Other economists said the Fed had to cut rates to steady the financial system.
N. Gregory Mankiw, a Harvard economics professor and author of a popular economics textbook, said: "We don't have good textbook answers for how you deal with a collapsing investment bank. Dealing with Bear Stearns going from $100 a share to $2 . . . is not something we have good off-the-shelf answers for."
Other analysts said the Fed cut rates to head off foreclosures on adjustable-rate mortgages. Many homeowners signed mortgages with very low introductory rates that will reset to market rates this year and next, forcing homeowners to make sharply higher monthly payments.

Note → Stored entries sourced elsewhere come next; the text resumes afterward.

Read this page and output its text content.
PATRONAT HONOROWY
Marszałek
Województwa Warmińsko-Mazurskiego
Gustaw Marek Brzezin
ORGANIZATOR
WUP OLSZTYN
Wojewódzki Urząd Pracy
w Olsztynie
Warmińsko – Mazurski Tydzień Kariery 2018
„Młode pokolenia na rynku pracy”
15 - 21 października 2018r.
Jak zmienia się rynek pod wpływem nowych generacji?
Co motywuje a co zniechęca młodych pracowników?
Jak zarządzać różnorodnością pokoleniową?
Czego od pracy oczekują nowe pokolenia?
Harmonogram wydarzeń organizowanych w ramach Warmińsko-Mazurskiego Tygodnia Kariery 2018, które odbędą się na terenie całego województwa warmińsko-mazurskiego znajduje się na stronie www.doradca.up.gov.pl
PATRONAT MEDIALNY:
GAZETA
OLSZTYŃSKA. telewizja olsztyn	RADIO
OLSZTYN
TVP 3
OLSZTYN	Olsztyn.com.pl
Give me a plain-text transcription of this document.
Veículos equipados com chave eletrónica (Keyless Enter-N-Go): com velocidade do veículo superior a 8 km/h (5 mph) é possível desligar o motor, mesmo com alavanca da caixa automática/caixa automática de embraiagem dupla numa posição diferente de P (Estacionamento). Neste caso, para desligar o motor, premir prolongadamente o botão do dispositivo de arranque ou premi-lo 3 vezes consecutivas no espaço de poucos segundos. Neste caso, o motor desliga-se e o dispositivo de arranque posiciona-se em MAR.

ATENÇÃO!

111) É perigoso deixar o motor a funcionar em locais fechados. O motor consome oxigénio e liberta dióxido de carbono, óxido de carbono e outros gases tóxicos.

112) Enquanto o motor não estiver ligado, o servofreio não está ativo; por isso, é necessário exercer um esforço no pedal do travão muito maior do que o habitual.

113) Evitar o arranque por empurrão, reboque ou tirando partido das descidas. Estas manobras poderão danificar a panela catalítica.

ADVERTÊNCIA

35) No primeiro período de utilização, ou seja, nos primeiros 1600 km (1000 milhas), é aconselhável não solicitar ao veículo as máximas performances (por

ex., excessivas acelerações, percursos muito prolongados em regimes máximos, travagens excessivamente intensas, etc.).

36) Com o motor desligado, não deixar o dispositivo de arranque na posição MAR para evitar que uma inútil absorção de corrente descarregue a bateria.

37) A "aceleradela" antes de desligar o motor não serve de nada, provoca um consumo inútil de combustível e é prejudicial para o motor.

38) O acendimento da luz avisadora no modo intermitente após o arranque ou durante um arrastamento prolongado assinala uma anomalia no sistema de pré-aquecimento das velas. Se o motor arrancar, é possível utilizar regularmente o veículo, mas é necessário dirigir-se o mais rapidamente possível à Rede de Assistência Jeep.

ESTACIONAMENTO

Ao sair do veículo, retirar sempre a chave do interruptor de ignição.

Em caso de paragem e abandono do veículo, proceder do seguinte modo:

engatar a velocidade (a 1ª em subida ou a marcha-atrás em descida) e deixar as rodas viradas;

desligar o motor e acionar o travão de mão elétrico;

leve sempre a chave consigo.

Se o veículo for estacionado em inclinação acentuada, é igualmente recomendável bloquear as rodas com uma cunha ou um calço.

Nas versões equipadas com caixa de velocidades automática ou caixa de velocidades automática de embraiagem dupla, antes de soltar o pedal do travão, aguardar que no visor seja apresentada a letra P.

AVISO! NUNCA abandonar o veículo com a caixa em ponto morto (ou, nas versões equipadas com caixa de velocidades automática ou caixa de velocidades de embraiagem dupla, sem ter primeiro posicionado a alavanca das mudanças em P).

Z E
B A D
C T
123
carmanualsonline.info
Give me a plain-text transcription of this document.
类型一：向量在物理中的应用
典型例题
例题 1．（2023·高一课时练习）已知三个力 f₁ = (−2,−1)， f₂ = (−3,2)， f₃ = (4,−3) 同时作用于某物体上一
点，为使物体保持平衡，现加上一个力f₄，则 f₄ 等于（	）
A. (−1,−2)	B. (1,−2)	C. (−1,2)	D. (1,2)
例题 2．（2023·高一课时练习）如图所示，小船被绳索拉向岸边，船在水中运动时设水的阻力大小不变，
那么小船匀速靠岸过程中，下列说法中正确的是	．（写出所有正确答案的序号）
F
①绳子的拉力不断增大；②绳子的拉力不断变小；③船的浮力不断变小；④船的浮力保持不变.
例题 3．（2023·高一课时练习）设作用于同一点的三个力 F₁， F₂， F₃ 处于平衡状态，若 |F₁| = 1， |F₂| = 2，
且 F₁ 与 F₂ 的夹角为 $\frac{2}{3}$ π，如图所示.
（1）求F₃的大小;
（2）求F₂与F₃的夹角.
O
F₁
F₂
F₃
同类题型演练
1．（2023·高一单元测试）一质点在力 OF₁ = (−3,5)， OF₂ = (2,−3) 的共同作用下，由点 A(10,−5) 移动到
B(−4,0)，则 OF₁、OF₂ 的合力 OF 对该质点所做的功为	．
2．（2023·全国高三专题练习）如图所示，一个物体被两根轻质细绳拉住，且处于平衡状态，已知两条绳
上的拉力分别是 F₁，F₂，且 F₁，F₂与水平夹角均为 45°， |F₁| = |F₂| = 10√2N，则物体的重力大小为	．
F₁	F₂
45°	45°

"The Fed is obviously bending over backward to help minimize payment shock for buyers whose mortgages would have reset to substantially higher rates," said a former mortgage trader for one of the major investment banks.
But whether the Fed action will actually lower mortgage rates isn't a sure thing. So far they haven't fallen as sharply as Fed rates. According to Mortgage Information Services, 30-year fixed-rate mortgages were 6.34 percent on average last September when the Fed began to cut its rates. The 30-year fixed-rate mortgage stayed flat for a few weeks, dropped to 5.48 percent in late January, then climbed again to 6.13 percent last week.
Some analysts worried that this could be a symptom of what is often called "pushing on a string," a phrase that describes the lack of impact the Fed sometimes has on consumer rates when financial institutions remain cautious about loans.
But Mankiw said the Fed still has plenty of tools to boost the economy and room to cut rates. "I don't think we're in a position where monetary policy is not effective," he said.